Wajahnya sedikit berkedut. “Si Cantik Yu, apakah ada kesalahpahaman tentang…”
“Kemampuan merias wajahku?”
Sebagai seorang pembunuh dan pembunuh ulung, dia telah menguasai berbagai macam keterampilan.
Merias wajah hanyalah keterampilan biasa.
“Kemampuan merias wajahku setara dengan penata rias papan atas, oke?” Xi
Fengling sedikit terdiam saat dia mengamati wanita itu dari atas ke bawah. “Si Cantik Yu, apakah kau…”
grogi?”
Yan Jinyu menatapnya dengan tajam.
Xi Fengling terkejut, lalu dia tertawa bersama Huo Siyu. “Hahaha.”
Xi Fengling tersenyum. “Si Cantik Yu, aku tak menyangka akan melihatmu begitu gugup seumur hidupku!”
Kamu bahkan merasa gugup tentang hal sekecil apa pun seperti apakah alismu
Mau curang atau tidak! Kau membuatku terkejut.
“Aku juga, aku juga. Yu yang cantik, ini hanya pertunangan. Kamu sebenarnya gugup,
Jawab Huo Siyu.
“Namun, Yu yang Cantik, kau memang dirimu sendiri. Kau bahkan bisa tetap tenang saat
Merasa gugup. Jika kami tidak mengenalmu dengan baik, kami tidak akan bisa mengetahuinya.
Jika ini terjadi di masa lalu, Yan Jinyu pasti akan menatap tajam mereka jika mereka berani melakukannya.
mengejeknya seperti ini.
Yan Jinyu hanya menatap mereka sekarang. Tatapannya tidak berbahaya.
Itulah sebabnya tawa mereka terputus-putus dan tidak berhenti.
Min Rufeng mendorong pintu hingga terbuka dan melihat pemandangan ini.
Hanya ada tiga orang di ruang tunggu.
Melihat mereka berdua tersenyum dan Yan Jinyu, yang berdiri di samping,
Merasa sedikit jengkel, Min Rufeng terdiam sejenak.
Dia akhirnya bereaksi dan tersenyum tanpa berkata apa-apa.
Entah itu kekesalan Yu kecil, tawa riang Fengling dan Rain kecil, ini
Suasananya sungguh hangat dan indah.
Inilah yang pernah mereka harapkan.
Yu kecil bukan lagi orang yang paling tenang di antara mereka. Dia akhirnya juga memiliki
beberapa emosi yang seharusnya dimiliki gadis seusianya.

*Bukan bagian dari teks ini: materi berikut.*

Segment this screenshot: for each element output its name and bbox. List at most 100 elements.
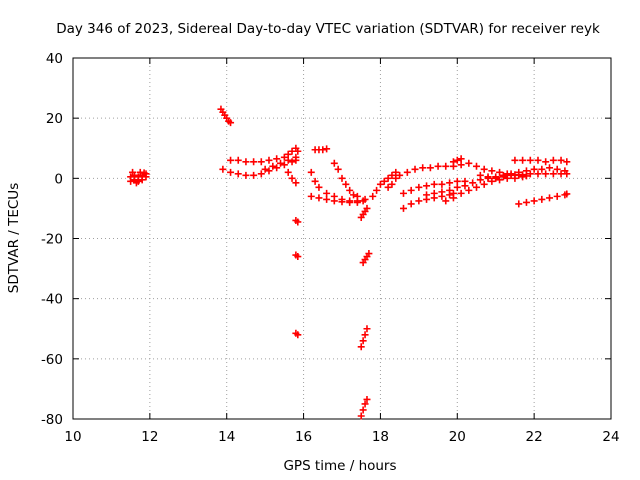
series-arc-24 [476,171,530,182]
chart-title: Day 346 of 2023, Sidereal Day-to-day VTE… [56,21,600,37]
data-point [442,162,450,170]
data-point [357,343,365,351]
series-arc-21 [442,173,527,205]
data-point [323,145,331,153]
data-point [423,182,431,190]
data-point [407,186,415,194]
data-point [242,171,250,179]
series-arc-2 [217,105,235,127]
plot-frame [72,57,612,420]
data-point [519,156,527,164]
data-point [515,171,523,179]
data-point [499,173,507,181]
data-point [250,171,258,179]
data-point [363,395,371,403]
data-point [294,218,302,226]
data-point [219,165,227,173]
data-point [353,192,361,200]
data-point [227,119,235,127]
series-arc-10 [330,159,361,200]
data-point [415,197,423,205]
data-point [265,156,273,164]
data-point [292,153,300,161]
series-arc-23 [511,156,571,166]
data-point [376,180,384,188]
data-point [434,162,442,170]
data-point [526,156,534,164]
data-point [363,204,371,212]
data-point [257,170,265,178]
data-point [138,176,146,184]
data-point [359,406,367,414]
data-point [359,197,367,205]
y-tick-label: 40 [46,51,63,67]
x-tick-label: 12 [141,429,158,445]
data-point [242,158,250,166]
data-point [453,177,461,185]
data-point [384,174,392,182]
series-arc-1 [127,168,150,187]
data-points [127,105,571,420]
data-point [396,171,404,179]
x-tick-label: 14 [218,429,235,445]
series-arc-7 [311,145,331,154]
data-point [288,158,296,166]
data-point [273,164,281,172]
data-point [453,183,461,191]
data-point [546,194,554,202]
series-arc-5 [261,147,302,187]
data-point [311,177,319,185]
data-point [430,189,438,197]
data-point [140,169,148,177]
data-point [415,183,423,191]
data-point [273,155,281,163]
x-tick-label: 22 [526,429,543,445]
data-point [227,156,235,164]
data-point [127,177,135,185]
data-point [338,198,346,206]
data-point [284,168,292,176]
data-point [315,183,323,191]
data-point [553,165,561,173]
data-point [507,171,515,179]
data-point [484,173,492,181]
data-point [480,165,488,173]
data-point [446,179,454,187]
data-point [563,190,571,198]
y-tick-label: -20 [41,232,63,248]
y-tick-label: -60 [41,352,63,368]
data-point [534,170,542,178]
data-point [403,168,411,176]
data-point [465,159,473,167]
series-arc-6 [292,216,302,339]
data-point [261,165,269,173]
data-point [265,167,273,175]
data-point [399,204,407,212]
data-point [449,158,457,166]
series-arc-18 [396,161,465,179]
series-arc-4 [219,156,300,179]
data-point [549,156,557,164]
data-point [549,170,557,178]
data-point [430,180,438,188]
data-point [511,174,519,182]
data-point [399,189,407,197]
data-point [522,172,530,180]
data-point [307,168,315,176]
data-point [227,168,235,176]
data-point [553,192,561,200]
series-arc-13 [357,325,371,351]
data-point [473,162,480,170]
data-point [530,165,538,173]
x-axis-label: GPS time / hours [283,458,396,474]
data-point [526,170,534,178]
data-point [519,173,527,181]
axis-ticks: 10 12 14 16 18 20 22 24 -80 -60 -40 -20 0 20 40 [41,51,620,445]
data-point [392,174,400,182]
data-point [280,153,288,161]
data-point [342,180,350,188]
data-point [269,162,277,170]
data-point [319,146,327,154]
data-point [480,180,488,188]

Mereka tidak lagi hidup dalam bahaya dan bisa bersenang-senang sesuka hati.
“Mengapa kamu tersenyum begitu bahagia?”
Ketiganya tidak percaya bahwa Min Rufeng tidak bisa membedakannya dan bahkan bertanya.
Hal yang sudah jelas. Mereka semua menatapnya dengan tatapan tak bisa berkata-kata.
“Mengapa kamu di sini?”
“Saudara Feng”
Xi Fengling dan Huo Siyu berbicara bersamaan. Keduanya
bersendawa karena tertawa terlalu keras.
Jarang sekali Min Rufeng mengenakan setelan jas. Ketika Yan Jinyu melihat pakaiannya,
Dia tak bisa menyembunyikan senyum di matanya. “Feng”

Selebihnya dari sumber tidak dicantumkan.